На неделе съезжу, решил он. В четверг.


* * *

Щербатая, в оспинах луна плывёт среди облаков, роняя на шерсть серебро лучей. В ложбине копится туман. На влажной земле отпечатки лосиных копыт. Лапы мокрые, брюхо мокрое, всё мокрое. Остро пахнет самкой, пахнет странно, необычно, так никогда не пахло, не должно пахнуть, но пахнет. Самки нет. Только запах и луна.
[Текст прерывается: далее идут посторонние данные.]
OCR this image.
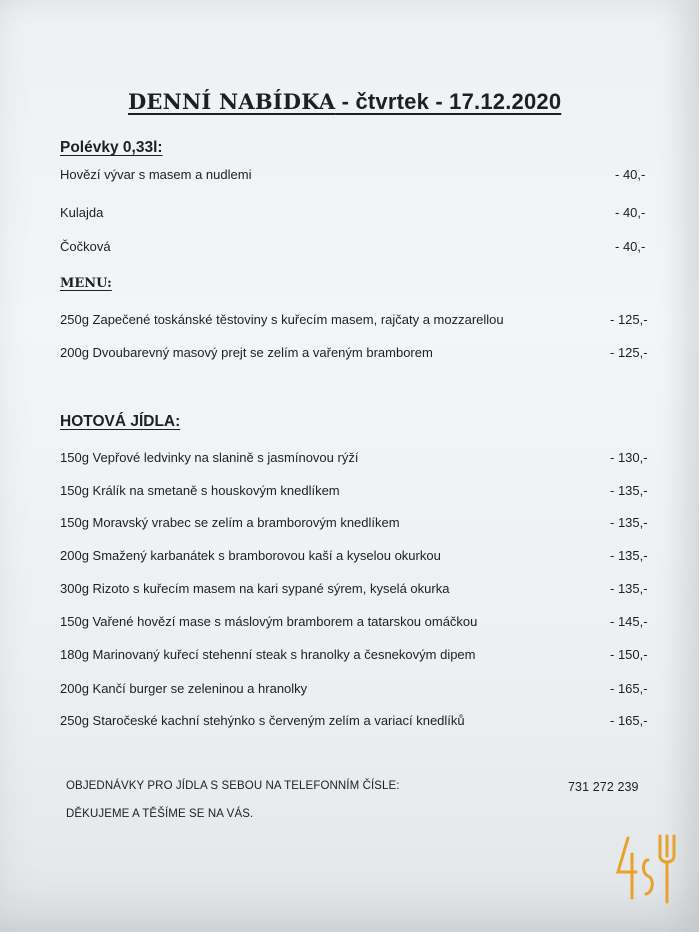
DENNÍ NABÍDKA - čtvrtek - 17.12.2020
Polévky 0,33l:
Hovězí vývar s masem a nudlemi	- 40,-
Kulajda	- 40,-
Čočková	- 40,-
MENU:
250g Zapečené toskánské těstoviny s kuřecím masem, rajčaty a mozzarellou	- 125,-
200g Dvoubarevný masový prejt se zelím a vařeným bramborem	- 125,-
HOTOVÁ JÍDLA:
150g Vepřové ledvinky na slanině s jasmínovou rýží	- 130,-
150g Králík na smetaně s houskovým knedlíkem	- 135,-
150g Moravský vrabec se zelím a bramborovým knedlíkem	- 135,-
200g Smažený karbanátek s bramborovou kaší a kyselou okurkou	- 135,-
300g Rizoto s kuřecím masem na kari sypané sýrem, kyselá okurka	- 135,-
150g Vařené hovězí mase s máslovým bramborem a tatarskou omáčkou	- 145,-
180g Marinovaný kuřecí stehenní steak s hranolky a česnekovým dipem	- 150,-
200g Kančí burger se zeleninou a hranolky	- 165,-
250g Staročeské kachní stehýnko s červeným zelím a variací knedlíků	- 165,-
OBJEDNÁVKY PRO JÍDLA S SEBOU NA TELEFONNÍM ČÍSLE:	731 272 239
DĚKUJEME A TĚŠÍME SE NA VÁS.
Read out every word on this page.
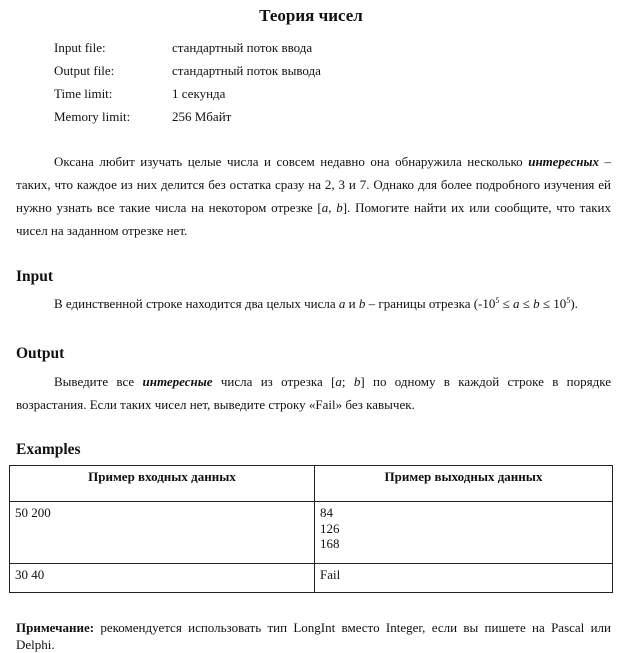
Теория чисел
Input file:	стандартный поток ввода
Output file:	стандартный поток вывода
Time limit:	1 секунда
Memory limit:	256 Мбайт
Оксана любит изучать целые числа и совсем недавно она обнаружила несколько интересных – таких, что каждое из них делится без остатка сразу на 2, 3 и 7. Однако для более подробного изучения ей нужно узнать все такие числа на некотором отрезке [a, b]. Помогите найти их или сообщите, что таких чисел на заданном отрезке нет.
Input
В единственной строке находится два целых числа a и b – границы отрезка $(-10^5 \le a \le b \le 10^5)$.
Output
Выведите все интересные числа из отрезка [a; b] по одному в каждой строке в порядке возрастания. Если таких чисел нет, выведите строку «Fail» без кавычек.
Examples
Пример входных данных	Пример выходных данных
50 200	84
126
168

30 40	Fail
Примечание: рекомендуется использовать тип LongInt вместо Integer, если вы пишете на Pascal или Delphi.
И бег, бег по ночному лесу. Лес редеет, расступается, исчезает, леса больше нет. Вокруг непонятное: углы, стены, яркий свет, вонь и грохот. Это не деревня, в деревне иначе. Лучше. Привычнее. Он пятится, глухо рыча, в утробе, вспухая, клокочет ненависть. Шерсть на загривке встопорщена, уши прижаты, он готов провалиться сквозь землю, готов рвать и хватать, вцепиться и тащить, лишь бы вырваться из западни непонятного — не видеть, не слышать, не чуять. Вонь и грохот, стены и яркий свет. Он в ловушке, слепо мечется из угла в угол — назад! назад! в темноту, к луне и звездам — и оказывается в ночном лесу. Дома. В лесу спокойно, тихо. Скользкие листья, жухлая трава, черные ветви деревьев; в зарослях ракиты шелестит ветер. Ракита растёт возле болота, он попадает сюда каждый раз, всякий раз, когда... Запаха нет, пропал. Луна прячется за облаками, в траве шебуршат мыши, умолкнувший на мгновение лягушачий хор вновь набирает силу. Он замирает, вслушивается. Хрустят сучья под чьими-то грузными шагами, гулко ухает сова. Это на болоте. Он настораживает уши. Да, на болоте. По болоту бродит морок, там синие огни и покосившаяся изба с гнилой изгородью. В избушке живет человек, старый человек, очень старый и еще — очень молодой. Человеческий щенок, забавный и несуразный. Он принёс щенка годы назад. Чужого, плачущего, пахнущего молоком. Принёс из людского жилья сюда, в лес, как носил прежде, давным-давно. Очень старый человек ругался, кашлял и снова ругался, но щенка взял. Как раньше, встарь. Щенок выжил. Вырос. Голенастый, худой, с выпирающими лопатками — гроза мышей и лягушек. Теперь щенок играет с мороком и ничуть не боится. Когда хлещет дождь, морок накрывает избу студенистым телом и жадно пьёт, раздуваясь огромной сизой тучей. В животе у чудища кувыркаются молнии. Лучше не соваться туда. Опасно.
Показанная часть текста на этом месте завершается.